Каждую пятницу я, если был в Москве, непременно появлялся на Земском соборе. Этот русский «рейхстаг» действовал без перерыва с самого моего избрания на царство, правда, уже в качестве чисто совещательного органа. В принципе после возвращения Смоленска и Новгорода особой необходимости в нем не было, но я не торопился его распускать. Он был нужен мне как противовес Боярской думе. За прошедшие годы состав земцев сильно уменьшился и не раз менялся, поскольку участие в соборе никак не оплачивалось, а было скорее службой, причем довольно обременительной.
Кстати, «появлялся» звучит довольно забавно, ибо не я приходил к ним, а они ко мне. Совместные заседания проходили, как правило, в Грановитой палате Большого дворца, благо зал этот довольно большой, и хоть и с трудом, но вмещает всех.

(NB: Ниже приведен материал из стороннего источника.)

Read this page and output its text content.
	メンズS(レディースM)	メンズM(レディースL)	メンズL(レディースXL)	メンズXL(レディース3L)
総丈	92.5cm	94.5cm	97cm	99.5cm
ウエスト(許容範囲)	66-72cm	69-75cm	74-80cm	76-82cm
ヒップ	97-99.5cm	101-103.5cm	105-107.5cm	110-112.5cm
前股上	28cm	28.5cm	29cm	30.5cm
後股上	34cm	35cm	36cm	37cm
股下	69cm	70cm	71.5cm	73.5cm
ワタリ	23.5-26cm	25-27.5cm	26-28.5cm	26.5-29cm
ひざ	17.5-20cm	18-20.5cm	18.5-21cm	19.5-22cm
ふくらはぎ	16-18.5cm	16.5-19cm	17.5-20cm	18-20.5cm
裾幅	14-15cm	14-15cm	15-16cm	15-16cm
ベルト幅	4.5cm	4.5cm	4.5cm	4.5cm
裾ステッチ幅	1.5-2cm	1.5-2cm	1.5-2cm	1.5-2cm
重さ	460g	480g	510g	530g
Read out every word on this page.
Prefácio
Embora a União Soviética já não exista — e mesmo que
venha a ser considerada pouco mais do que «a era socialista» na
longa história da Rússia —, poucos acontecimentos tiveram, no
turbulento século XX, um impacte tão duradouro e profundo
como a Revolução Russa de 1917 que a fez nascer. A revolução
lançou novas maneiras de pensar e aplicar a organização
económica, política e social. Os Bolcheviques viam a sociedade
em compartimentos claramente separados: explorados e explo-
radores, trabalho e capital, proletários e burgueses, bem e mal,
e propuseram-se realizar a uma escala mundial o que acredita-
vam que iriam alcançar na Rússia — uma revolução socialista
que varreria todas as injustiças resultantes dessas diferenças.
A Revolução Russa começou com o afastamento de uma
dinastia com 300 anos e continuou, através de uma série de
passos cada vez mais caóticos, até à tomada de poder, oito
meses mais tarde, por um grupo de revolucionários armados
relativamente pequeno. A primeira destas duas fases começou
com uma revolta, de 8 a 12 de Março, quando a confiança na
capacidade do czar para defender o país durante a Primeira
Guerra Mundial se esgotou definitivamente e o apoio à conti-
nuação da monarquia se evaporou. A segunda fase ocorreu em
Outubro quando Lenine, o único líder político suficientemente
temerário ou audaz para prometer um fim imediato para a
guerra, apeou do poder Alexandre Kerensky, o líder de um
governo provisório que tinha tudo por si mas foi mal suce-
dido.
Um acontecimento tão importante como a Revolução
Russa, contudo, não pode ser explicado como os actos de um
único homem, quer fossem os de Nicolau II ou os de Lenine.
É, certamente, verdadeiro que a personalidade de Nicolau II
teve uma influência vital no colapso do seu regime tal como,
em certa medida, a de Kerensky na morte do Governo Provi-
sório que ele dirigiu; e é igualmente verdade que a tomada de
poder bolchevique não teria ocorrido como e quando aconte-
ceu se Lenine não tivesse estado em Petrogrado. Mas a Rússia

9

– Царь всея Руси, а также Казанский, Астраханский, великий князь Владимирский, Рязанский и Смоленский, а также великий герцог Мекленбурга… – начал перечислять мои титулы Никита Вельяминов, и все присутствующие в палате дружно бухнулись на колени и не подняли головы, пока я не вошел. Мероприятие это довольно важное, и потому на мне напялено ненавистное мне затканное золотом платно и казанская шапка. Вообще полагается, чтобы царя вводили, держа под ручки, знатнейшие бояре Русского государства, но вот фиг им! Сам зайду: для того, кто сутками таскал на себе трехчетвертной доспех – это не вес, хотя честно скажу – униформа жутко неудобная! Тяжело ступая, подхожу к трону и усаживаюсь. Тут без помощи не обойтись, но двое молодых людей помогают моему величеству примостить свой тощий зад на символ власти московских государей. Убедившись, что мне удобно, они тут же подают державу и скипетр и, отступив назад, становятся рядом с рындами. Собственно, они тоже рынды, только те берегут мой покой, опираясь на серебряные топорики, а эти кладут руки на рукояти сабель. С рындами, кстати, отдельная история. Убедившись после Смоленского похода, что боевая польза от них сомнительна, я преобразовал это подразделение в кирасирский эскадрон. Поначалу хотел в гусарский, вроде тех, что у поляков, но все же передумал. Скажут еще, что латинство ввожу. Служат там стольники да стряпчие со своими холопами, на амуницию и коней средств у них хватает, так что выглядят они вполне презентабельно. В бою попробовать случая еще не представилось, но гоняют их на совесть. Так что и держать строй и вольтижировать молодые люди умеют. Самые лучшие удостаиваются чести стоять с топориками на торжественных приемах, ну а кто нерадив… не обессудьте! Таким нехитрым способом я пытаюсь донести до подданных, что происхождение – вещь, конечно, важная, но служить все одно надо! Есть еще один кирасирский эскадрон из мекленбургских дворян, во всем соперничающий со своими русскими товарищами. До дуэлей, слава богу, пока не доходило, но смотрят ребята друг на друга частенько волками.